A particularly informative example of a crystallographically identified ligand was our previous discovery of carboxy-SAM as a novel metabolite that modulates tRNA function.[64] The structure of CmoA, a member of the canonical S-adenosyl methionine (SAM)-dependent methyltransferase superfamily, revealed a ligand in the catalytic site consistent not with SAM but with carboxy-SAM (Cx-SAM), a previously unknown metabolite. Subsequent analyses defined the unique biosynthetic mechanism for the CmoA-mediated conversion of SAM to Cx-SAM and the utilization of Cx-SAM for conversion of 5-hydroxyuridine (ho5U) into 5-oxyacetyluridine (cmo5U) at the wobble position of tRNAs for the efficient translational decoding in Gram-negative bacteria.[64−67]

Although high-resolution structure determination is an effective read-out for bound ligands, it is limited, as, based on our experience, the majority of purified proteins generated in a high-throughput environment (∼80–90%) fail to yield a structure (http://sbkb.org/); thus, large numbers of purified proteins harboring adventitious ligands go undetected due to the lack of diffraction-quality crystals. As we have demonstrated, ESI-FTMS offers a highly effective alternative that permits purified proteins to be screened for tightly bound adventitious ligands selected from the E. coli metabolome, without the need for crystallization (Figure S5). Some proteins will recognize species-specific metabolites that are not present in E. coli but that can be provided by incubation with lysates derived from the organism of origin or other naturally occurring complex media. In this fashion, metabolomes appropriate for each specific protein can be examined. This approach affords unique opportunities, as these complete metabolomes (1) contain previously unknown metabolites (e.g., Cx-SAM), (2) contain metabolites that are not readily available (e.g., acetolactate, pantoate, and diglycerol phosphate), and (3) are composed of components that, by definition, are physiologically relevant. Finally, given the capabilities of ESI-FTMS to detect modest-to-weak binding ligands,[26−28] this approach is likely to support the identification of modest-to-weak binding ligands derived from entire metabolomes of the expression host or lysates.

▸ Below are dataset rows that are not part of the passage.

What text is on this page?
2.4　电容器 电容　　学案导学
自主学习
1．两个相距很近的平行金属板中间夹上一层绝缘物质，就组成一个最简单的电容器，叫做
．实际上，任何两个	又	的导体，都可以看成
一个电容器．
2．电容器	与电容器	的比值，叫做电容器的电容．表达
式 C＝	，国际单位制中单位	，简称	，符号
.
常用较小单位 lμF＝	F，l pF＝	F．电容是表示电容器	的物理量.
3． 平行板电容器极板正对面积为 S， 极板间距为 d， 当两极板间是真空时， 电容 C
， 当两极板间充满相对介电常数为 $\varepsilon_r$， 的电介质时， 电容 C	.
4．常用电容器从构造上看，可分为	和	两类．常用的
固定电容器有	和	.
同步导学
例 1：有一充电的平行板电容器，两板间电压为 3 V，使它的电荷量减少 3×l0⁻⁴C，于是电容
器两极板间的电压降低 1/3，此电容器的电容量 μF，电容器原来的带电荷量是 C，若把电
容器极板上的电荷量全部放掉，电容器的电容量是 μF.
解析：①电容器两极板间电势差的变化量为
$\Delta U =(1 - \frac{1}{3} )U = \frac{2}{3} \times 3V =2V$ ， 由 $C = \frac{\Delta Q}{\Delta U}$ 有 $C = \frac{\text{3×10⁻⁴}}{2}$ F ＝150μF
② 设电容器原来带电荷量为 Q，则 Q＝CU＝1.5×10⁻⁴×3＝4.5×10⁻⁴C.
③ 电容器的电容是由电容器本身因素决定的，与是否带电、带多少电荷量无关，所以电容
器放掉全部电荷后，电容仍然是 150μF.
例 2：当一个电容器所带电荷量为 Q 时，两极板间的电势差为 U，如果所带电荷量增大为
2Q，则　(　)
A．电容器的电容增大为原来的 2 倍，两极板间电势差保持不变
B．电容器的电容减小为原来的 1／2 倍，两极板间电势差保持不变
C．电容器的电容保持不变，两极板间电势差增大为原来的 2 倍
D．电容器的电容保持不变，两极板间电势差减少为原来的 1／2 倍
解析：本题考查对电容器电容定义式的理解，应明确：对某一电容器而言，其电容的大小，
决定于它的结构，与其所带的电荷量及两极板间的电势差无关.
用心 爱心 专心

In summary, we have demonstrated two components of an integrated strategy for the discovery of new metabolites, new protein–ligand interactions and new metabolism. First, the use of library screening approaches to identify SBP ligands, and thus the likely initial reactant in a metabolic pathway, places important constraints on the regions of chemical space that need to be considered. The coupling of these results with informatics (operon and regulon) and additional experimental data (biochemistry, genetics, and metabolomics) provides clear paths to the discovery and characterization of new metabolic pathways. To circumvent the limitations of library-based methods, we described crystallographic- and MS-based strategies that allow for the use of the entire metabolomes of culturable organisms as the screening libraries. Together, these approaches begin to define strategies to realize the full value of accruing genome sequences data.